Imagine if the working class (note: if you work for money, you are working class) now began to question the value of cars, wide-screen TVs, sports, clothing, and “good” neighborhoods. And if the poor of the world adopted Diogenes’s views on citizenship, who would fight our wars? Diogenes gets credit for coining the word “cosmopolitan,” which is usually taken to mean citizen of the world. People who travel the world, speak more than one language, eat varied cuisine, and are not, to put it simply, provincial, consider themselves cosmopolitan, but this is not what Diogenes meant. Diogenes considered himself a citizen of the universe with no political allegiance and without political rights. He was banished from his home for defacing currency or something, and he was what would now be described as a “man without a country.” Imagine everyone being that way (John Lennon thought it should be easy, if you try).

Examined rationally, as the Cynics would have us do, virtually nothing we hold dear has any intrinsic value.

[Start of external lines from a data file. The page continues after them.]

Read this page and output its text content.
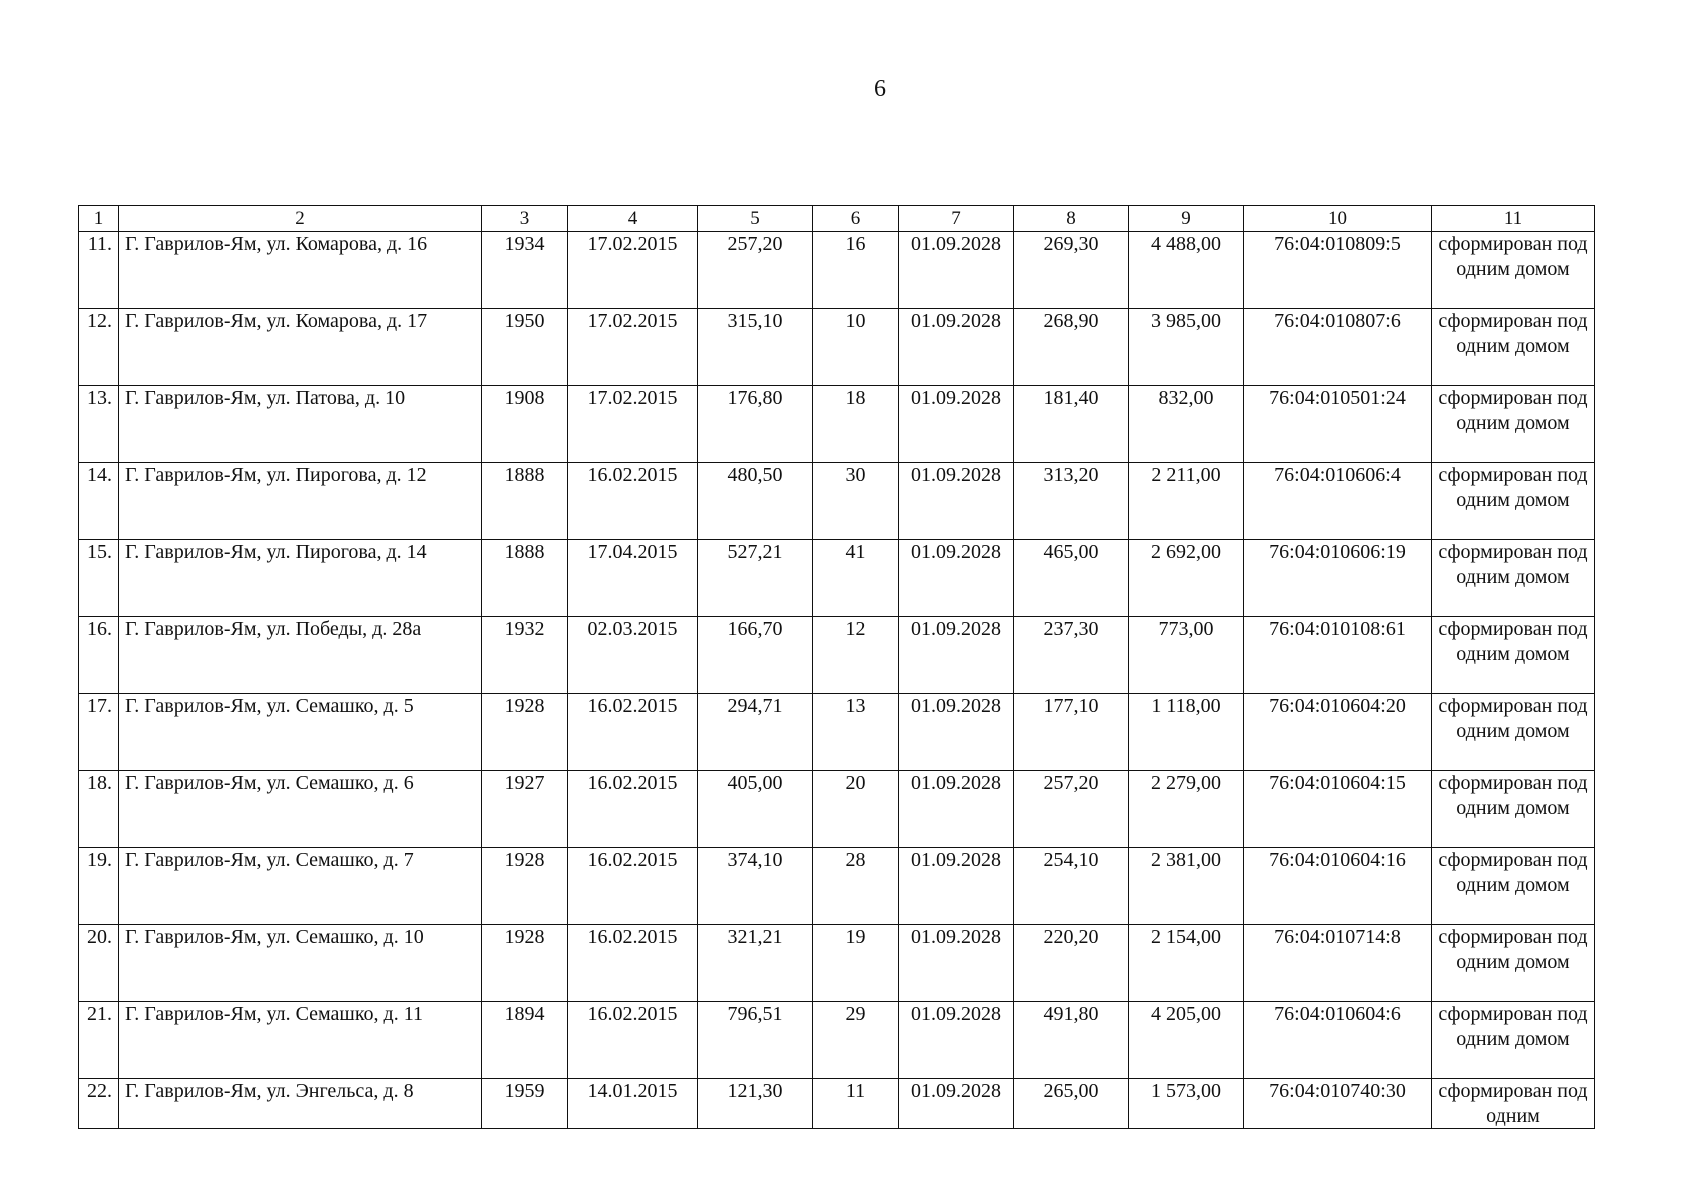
6
1	2	3	4	5	6	7	8	9	10	11
11.	Г. Гаврилов-Ям, ул. Комарова, д. 16	1934	17.02.2015	257,20	16	01.09.2028	269,30	4 488,00	76:04:010809:5	сформирован под одним домом
12.	Г. Гаврилов-Ям, ул. Комарова, д. 17	1950	17.02.2015	315,10	10	01.09.2028	268,90	3 985,00	76:04:010807:6	сформирован под одним домом
13.	Г. Гаврилов-Ям, ул. Патова, д. 10	1908	17.02.2015	176,80	18	01.09.2028	181,40	832,00	76:04:010501:24	сформирован под одним домом
14.	Г. Гаврилов-Ям, ул. Пирогова, д. 12	1888	16.02.2015	480,50	30	01.09.2028	313,20	2 211,00	76:04:010606:4	сформирован под одним домом
15.	Г. Гаврилов-Ям, ул. Пирогова, д. 14	1888	17.04.2015	527,21	41	01.09.2028	465,00	2 692,00	76:04:010606:19	сформирован под одним домом
16.	Г. Гаврилов-Ям, ул. Победы, д. 28а	1932	02.03.2015	166,70	12	01.09.2028	237,30	773,00	76:04:010108:61	сформирован под одним домом
17.	Г. Гаврилов-Ям, ул. Семашко, д. 5	1928	16.02.2015	294,71	13	01.09.2028	177,10	1 118,00	76:04:010604:20	сформирован под одним домом
18.	Г. Гаврилов-Ям, ул. Семашко, д. 6	1927	16.02.2015	405,00	20	01.09.2028	257,20	2 279,00	76:04:010604:15	сформирован под одним домом
19.	Г. Гаврилов-Ям, ул. Семашко, д. 7	1928	16.02.2015	374,10	28	01.09.2028	254,10	2 381,00	76:04:010604:16	сформирован под одним домом
20.	Г. Гаврилов-Ям, ул. Семашко, д. 10	1928	16.02.2015	321,21	19	01.09.2028	220,20	2 154,00	76:04:010714:8	сформирован под одним домом
21.	Г. Гаврилов-Ям, ул. Семашко, д. 11	1894	16.02.2015	796,51	29	01.09.2028	491,80	4 205,00	76:04:010604:6	сформирован под одним домом
22.	Г. Гаврилов-Ям, ул. Энгельса, д. 8	1959	14.01.2015	121,30	11	01.09.2028	265,00	1 573,00	76:04:010740:30	сформирован под одним
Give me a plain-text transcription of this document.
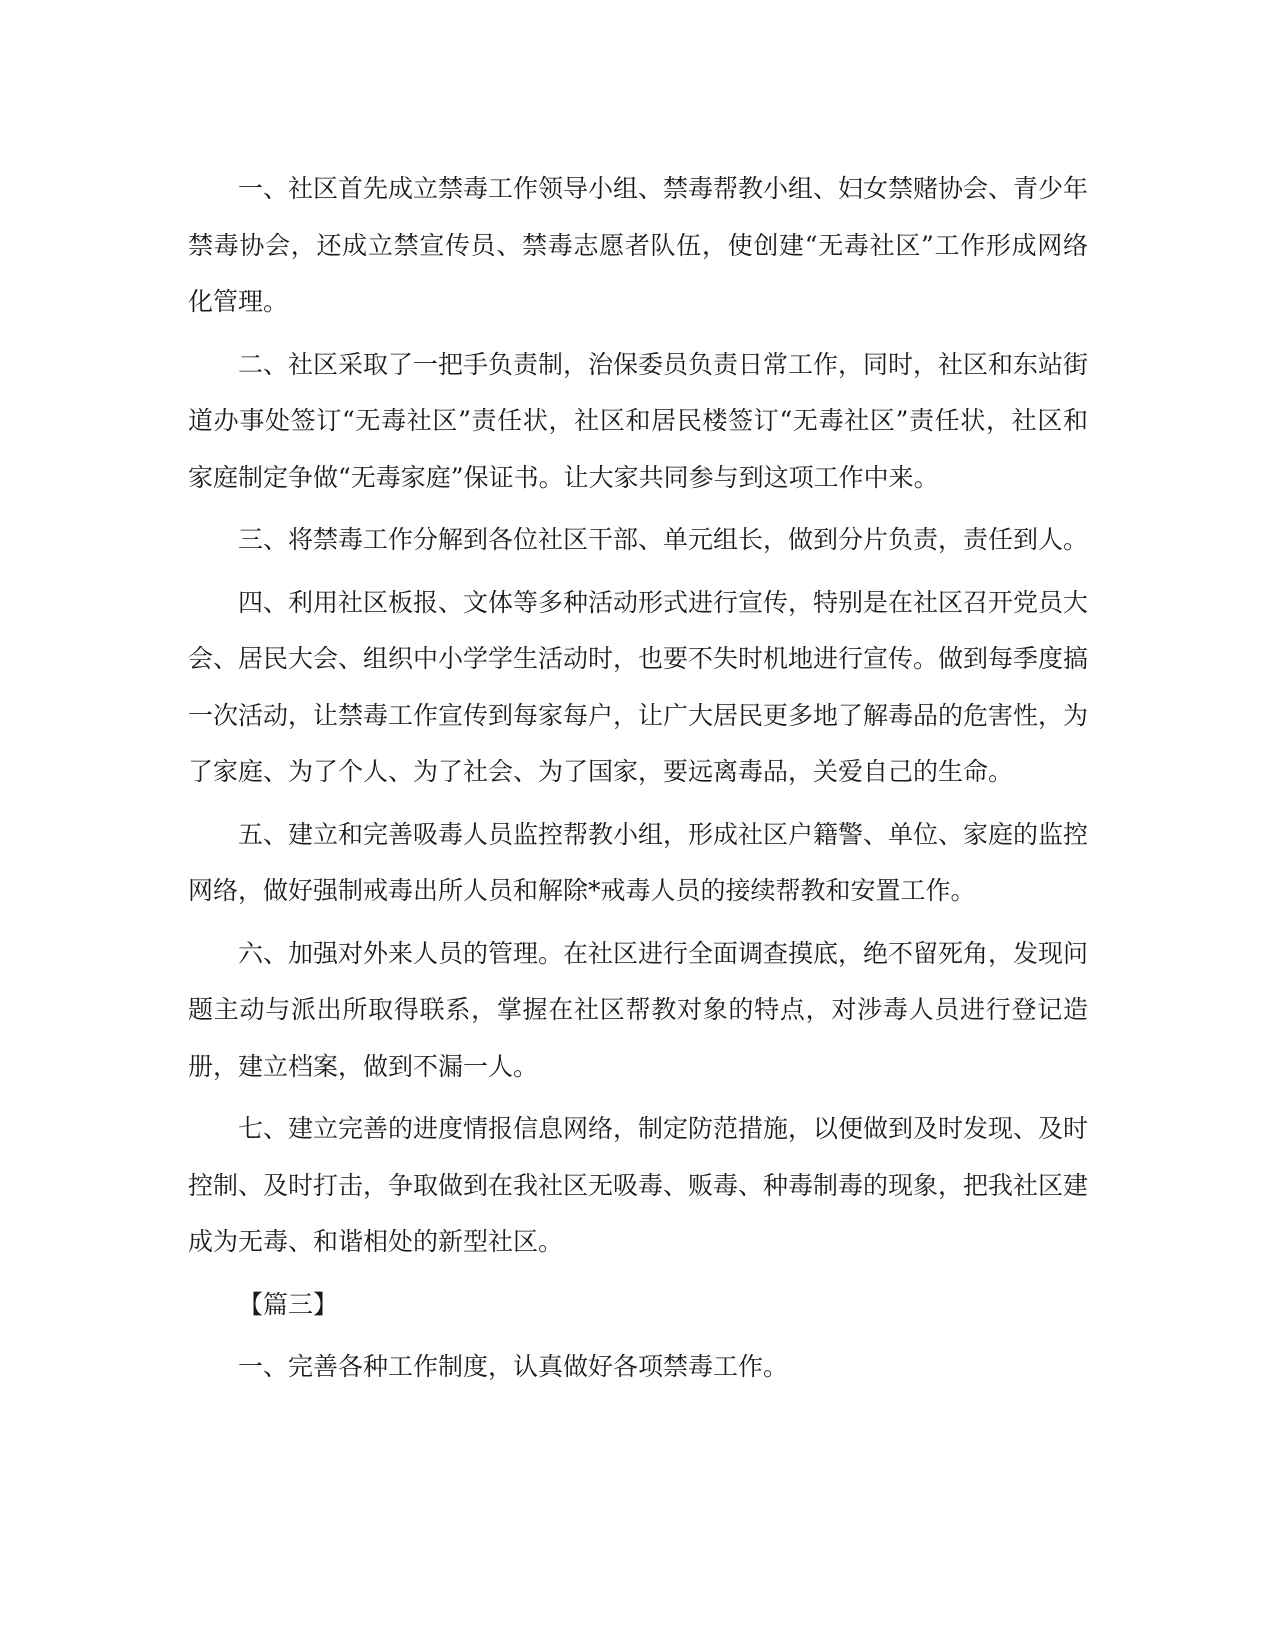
一、社区首先成立禁毒工作领导小组、禁毒帮教小组、妇女禁赌协会、青少年禁毒协会，还成立禁宣传员、禁毒志愿者队伍，使创建“无毒社区”工作形成网络化管理。

二、社区采取了一把手负责制，治保委员负责日常工作，同时，社区和东站街道办事处签订“无毒社区”责任状，社区和居民楼签订“无毒社区”责任状，社区和家庭制定争做“无毒家庭”保证书。让大家共同参与到这项工作中来。

三、将禁毒工作分解到各位社区干部、单元组长，做到分片负责，责任到人。

四、利用社区板报、文体等多种活动形式进行宣传，特别是在社区召开党员大会、居民大会、组织中小学学生活动时，也要不失时机地进行宣传。做到每季度搞一次活动，让禁毒工作宣传到每家每户，让广大居民更多地了解毒品的危害性，为了家庭、为了个人、为了社会、为了国家，要远离毒品，关爱自己的生命。

五、建立和完善吸毒人员监控帮教小组，形成社区户籍警、单位、家庭的监控网络，做好强制戒毒出所人员和解除*戒毒人员的接续帮教和安置工作。

六、加强对外来人员的管理。在社区进行全面调查摸底，绝不留死角，发现问题主动与派出所取得联系，掌握在社区帮教对象的特点，对涉毒人员进行登记造册，建立档案，做到不漏一人。

七、建立完善的进度情报信息网络，制定防范措施，以便做到及时发现、及时控制、及时打击，争取做到在我社区无吸毒、贩毒、种毒制毒的现象，把我社区建成为无毒、和谐相处的新型社区。

【篇三】

一、完善各种工作制度，认真做好各项禁毒工作。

We spend our lives working for trifles while ignoring anything that make us genuinely happy. When Diogenes was told it is a bad thing to live, he said, “Not to live, but to live badly.” We can live well, but we may be thought mad.

* Diogenes Laertius says, “The following books are attributed to [Diogenes of Sinope]. The dialogues entitled the Cephalion; the Icthyas; the Jackdaw; the Leopard; the People of the Athenians; the Republic; one called Moral Art; one on Wealth; one on Love; the Theodorus; the Hypsias; the Aristarchus; one on Death; a volume of Letters; seven Tragedies, the Helen, the Thyestes, the Hercules, the Achilles, the Medea, the Chrysippus, and the Oedippus.”